The world of Japanese gangsters
// March 5th, 2009 // General
The yakuza are among the largest crime organization in the world. In Japan, as of 2005, there are some 86,300 known members. In Japan, yakuza organizations are referred to as “boryokudan” (violence group).
Who are the yakuza?: How the mob rose to power in Japan?
Japanese mobsters came to prominence after the Second World War, running the black markets that sprang up in the devastated country. At their peak, they mixed with prime ministers, celebrities and Japan’s richest businessmen, and were romanticized in popular movies and books as protectors of traditions and the true inheritors of the Bushido code of honor.
The introduction of an anti-mob law in 1992 and a decade of economic slump has taken its toll–in the law’s immediate aftermath, several smaller groups went bust or merged, and the number of full and associate members fell from a high of more than 90,000 to 79,300.

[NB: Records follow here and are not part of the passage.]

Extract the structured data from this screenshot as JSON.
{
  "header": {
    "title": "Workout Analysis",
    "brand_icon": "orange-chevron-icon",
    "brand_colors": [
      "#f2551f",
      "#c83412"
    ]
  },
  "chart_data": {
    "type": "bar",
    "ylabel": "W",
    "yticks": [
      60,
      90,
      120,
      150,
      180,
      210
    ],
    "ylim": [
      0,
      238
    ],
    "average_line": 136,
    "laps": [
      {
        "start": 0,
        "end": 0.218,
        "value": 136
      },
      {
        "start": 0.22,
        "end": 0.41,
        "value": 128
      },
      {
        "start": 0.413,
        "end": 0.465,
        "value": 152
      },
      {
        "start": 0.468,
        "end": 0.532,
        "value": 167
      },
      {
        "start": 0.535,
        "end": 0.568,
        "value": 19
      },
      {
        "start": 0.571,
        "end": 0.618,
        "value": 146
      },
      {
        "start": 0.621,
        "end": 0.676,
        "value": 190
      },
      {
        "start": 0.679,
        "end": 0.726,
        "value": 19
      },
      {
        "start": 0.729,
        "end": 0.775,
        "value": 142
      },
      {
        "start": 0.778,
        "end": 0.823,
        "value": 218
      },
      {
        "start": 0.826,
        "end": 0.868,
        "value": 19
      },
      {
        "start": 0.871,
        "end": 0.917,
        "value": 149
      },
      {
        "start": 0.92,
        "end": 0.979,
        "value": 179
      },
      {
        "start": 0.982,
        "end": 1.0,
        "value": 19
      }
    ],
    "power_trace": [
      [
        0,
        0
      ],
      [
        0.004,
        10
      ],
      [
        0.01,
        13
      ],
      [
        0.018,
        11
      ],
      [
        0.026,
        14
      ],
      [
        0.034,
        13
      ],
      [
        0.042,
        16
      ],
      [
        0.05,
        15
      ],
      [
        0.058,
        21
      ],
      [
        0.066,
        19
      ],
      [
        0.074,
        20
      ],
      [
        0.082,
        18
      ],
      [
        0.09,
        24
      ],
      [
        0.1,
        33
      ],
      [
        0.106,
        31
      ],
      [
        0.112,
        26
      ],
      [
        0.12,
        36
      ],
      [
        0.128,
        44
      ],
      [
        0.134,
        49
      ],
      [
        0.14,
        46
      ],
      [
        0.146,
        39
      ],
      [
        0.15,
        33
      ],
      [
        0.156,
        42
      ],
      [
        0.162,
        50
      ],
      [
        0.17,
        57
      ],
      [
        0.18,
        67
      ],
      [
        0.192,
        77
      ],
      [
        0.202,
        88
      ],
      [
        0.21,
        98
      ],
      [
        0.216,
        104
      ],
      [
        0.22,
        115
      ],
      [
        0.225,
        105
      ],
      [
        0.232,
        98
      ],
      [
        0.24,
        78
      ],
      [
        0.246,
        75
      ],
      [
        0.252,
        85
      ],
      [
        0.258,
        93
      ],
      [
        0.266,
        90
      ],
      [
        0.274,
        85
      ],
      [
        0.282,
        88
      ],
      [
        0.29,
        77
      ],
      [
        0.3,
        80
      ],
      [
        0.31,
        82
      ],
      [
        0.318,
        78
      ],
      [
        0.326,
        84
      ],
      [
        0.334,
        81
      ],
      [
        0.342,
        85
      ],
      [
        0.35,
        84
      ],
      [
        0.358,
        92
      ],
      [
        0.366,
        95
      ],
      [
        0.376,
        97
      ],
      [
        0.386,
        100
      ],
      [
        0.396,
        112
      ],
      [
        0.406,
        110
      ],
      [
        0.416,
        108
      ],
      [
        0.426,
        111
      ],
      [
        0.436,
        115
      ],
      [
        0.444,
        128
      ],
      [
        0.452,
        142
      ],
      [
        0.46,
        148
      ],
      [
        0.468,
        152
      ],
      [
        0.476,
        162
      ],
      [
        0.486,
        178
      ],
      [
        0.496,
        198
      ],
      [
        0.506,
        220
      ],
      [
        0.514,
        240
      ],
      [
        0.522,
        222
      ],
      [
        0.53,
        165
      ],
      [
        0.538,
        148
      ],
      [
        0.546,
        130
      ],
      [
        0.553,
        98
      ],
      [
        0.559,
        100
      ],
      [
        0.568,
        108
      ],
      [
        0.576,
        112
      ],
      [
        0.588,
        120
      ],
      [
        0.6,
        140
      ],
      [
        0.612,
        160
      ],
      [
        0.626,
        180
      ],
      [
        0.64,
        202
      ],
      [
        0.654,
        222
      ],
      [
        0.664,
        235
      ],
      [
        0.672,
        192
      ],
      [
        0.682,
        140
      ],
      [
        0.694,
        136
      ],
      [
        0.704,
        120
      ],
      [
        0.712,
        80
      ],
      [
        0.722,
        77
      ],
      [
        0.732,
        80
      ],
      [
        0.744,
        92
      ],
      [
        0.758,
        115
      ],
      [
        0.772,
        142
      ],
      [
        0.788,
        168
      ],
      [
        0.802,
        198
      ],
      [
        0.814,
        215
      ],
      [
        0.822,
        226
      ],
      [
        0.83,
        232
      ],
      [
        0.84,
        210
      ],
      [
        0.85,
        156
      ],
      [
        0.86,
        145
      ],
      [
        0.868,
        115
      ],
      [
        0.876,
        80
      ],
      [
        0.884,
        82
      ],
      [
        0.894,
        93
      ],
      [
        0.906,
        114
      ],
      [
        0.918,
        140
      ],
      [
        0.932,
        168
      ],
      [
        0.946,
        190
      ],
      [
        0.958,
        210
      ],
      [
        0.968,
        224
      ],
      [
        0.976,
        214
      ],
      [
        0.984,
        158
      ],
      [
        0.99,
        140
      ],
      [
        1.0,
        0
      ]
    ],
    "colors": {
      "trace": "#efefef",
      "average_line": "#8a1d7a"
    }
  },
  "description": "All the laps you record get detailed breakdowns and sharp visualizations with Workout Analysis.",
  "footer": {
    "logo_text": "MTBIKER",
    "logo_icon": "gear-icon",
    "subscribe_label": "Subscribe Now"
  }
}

Yet, they are still many times more numerous than the US mafia at its peak and the biggest yakuza group, the Yamaguchi-gumi (the biggest yakuza family with more than 39,000 members divided into 750 clans, thus making up 45% of all yakuza in Japan) is bigger and more powerful than ever.

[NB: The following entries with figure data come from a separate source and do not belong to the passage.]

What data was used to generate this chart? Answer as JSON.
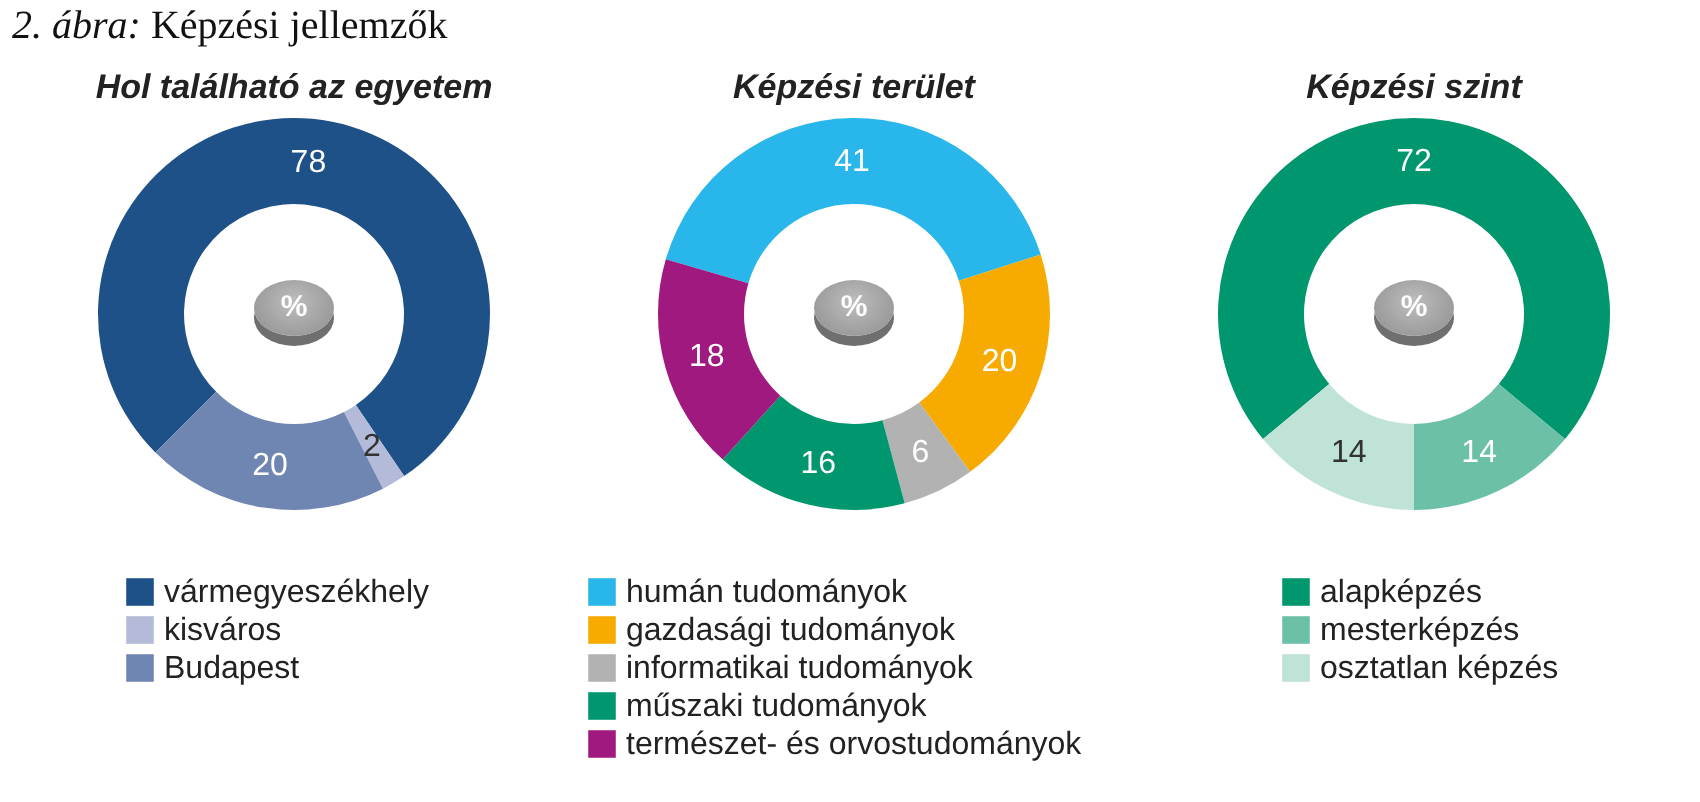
{
  "chart_data": [
    {
      "type": "donut",
      "title": "Hol található az egyetem",
      "categories": [
        "vármegyeszékhely",
        "kisváros",
        "Budapest"
      ],
      "values": [
        78,
        2,
        20
      ],
      "colors": [
        "#1f5189",
        "#b3bbd8",
        "#7086b2"
      ],
      "data_labels": true,
      "legend": "bottom",
      "annotations": [
        "2. ábra: Képzési jellemzők",
        "%"
      ]
    },
    {
      "type": "donut",
      "title": "Képzési terület",
      "categories": [
        "humán tudományok",
        "gazdasági tudományok",
        "informatikai tudományok",
        "műszaki tudományok",
        "természet- és orvostudományok"
      ],
      "values": [
        41,
        20,
        6,
        16,
        18
      ],
      "colors": [
        "#29b6ea",
        "#f7ab00",
        "#b2b2b2",
        "#00966e",
        "#a0197f"
      ],
      "data_labels": true,
      "legend": "bottom",
      "annotations": [
        "%"
      ]
    },
    {
      "type": "donut",
      "title": "Képzési szint",
      "categories": [
        "alapképzés",
        "mesterképzés",
        "osztatlan képzés"
      ],
      "values": [
        72,
        14,
        14
      ],
      "colors": [
        "#00966e",
        "#6cc0a8",
        "#bfe3d7"
      ],
      "data_labels": true,
      "legend": "bottom",
      "annotations": [
        "%"
      ]
    }
  ]
}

The group’s bosses have their HQ in a large compound in an upper-class neighborhood of Kobe City, where they host a monthly gathering of crime bosses from across the country, under the noses of the police.
Yakuza income has shrunk along with the rest of the economy, but some groups have moved out of traditional business such as prostitution and loan-sharking into real estate.
A government-funded study in the late-1990s found that as much as 42 per cent of bad loans from banks involved organized crime. Most mobsters avoid stirring up trouble with the law, but occasionally violence flares.
In the days of the Shogun, Japan’s authorities would mark criminals with tattoos to distinguish them from the rest of the population. Worn proudly as symbols of status and dedication. Yakuza tattoos have evolved into magnificent, multicolored full-body masterpieces.
Women are also integral parts of Japan’s gangland society. Wives, mistresses and girlfriends of top yakuza figures often undergo extensive tattooing. These women use tattoos to demonstrate their affiliation with the gang lifestyle. It’s done to show loyalty and obedience to the yakuza member they are involved with.

Like Shoko Tendo, author of the best-selling book “Yakuza Moon: Memoirs of a Gangster’s Daughter”, she had herself tattooed in traditional Yakuza style, a tattoo that winds its way to her chest and across her back, culminating, on her left shoulder, in the face of a Muromachi-era courtesan with breast exposed and a knife clenched between her teeth. She’s a daughter of a yakuza boss. She grew up in the house of a crime boss, spent her teens in a fog of hard drugs and sex, then careened from one doomed relationship to another with a succession of violent petty gangsters. Her life has been scarred by beatings, addiction and several attempted rapes and suicides.
Her battle scars make her sound like a casualty from a war zone– broken bones and teeth, perforated eardrums, a hernia, bald patches from having her hair pulled out and hepatitis, probably from drug use. Plastic surgery has helped reconstruct her face.

She does not believe she is alone among yakuza offspring in having had a turbulent childhood. She said “Japanese society looks very calm on the surface, but underneath it is in turmoil, discrimination is rife”. “There is a big difference between becoming a single mother after a divorce and because you choose to be one.” But she is adamant that she would not change her past. “I had a hard time as the daughter of a gangster, but looking back I wouldn’t have lived my life any other way. I am proud that my father was a yakuza. I know this is a world that has no proper place for women. But I have his DNA.”, she added.
Tendo turned her life around before writing her biography. The book offers a rare woman’s view of Japan’s criminal underbelly, a cruel world ruled by “chinpira” (young yakuza punks), many of whom seem to have beaten the daylights out of her.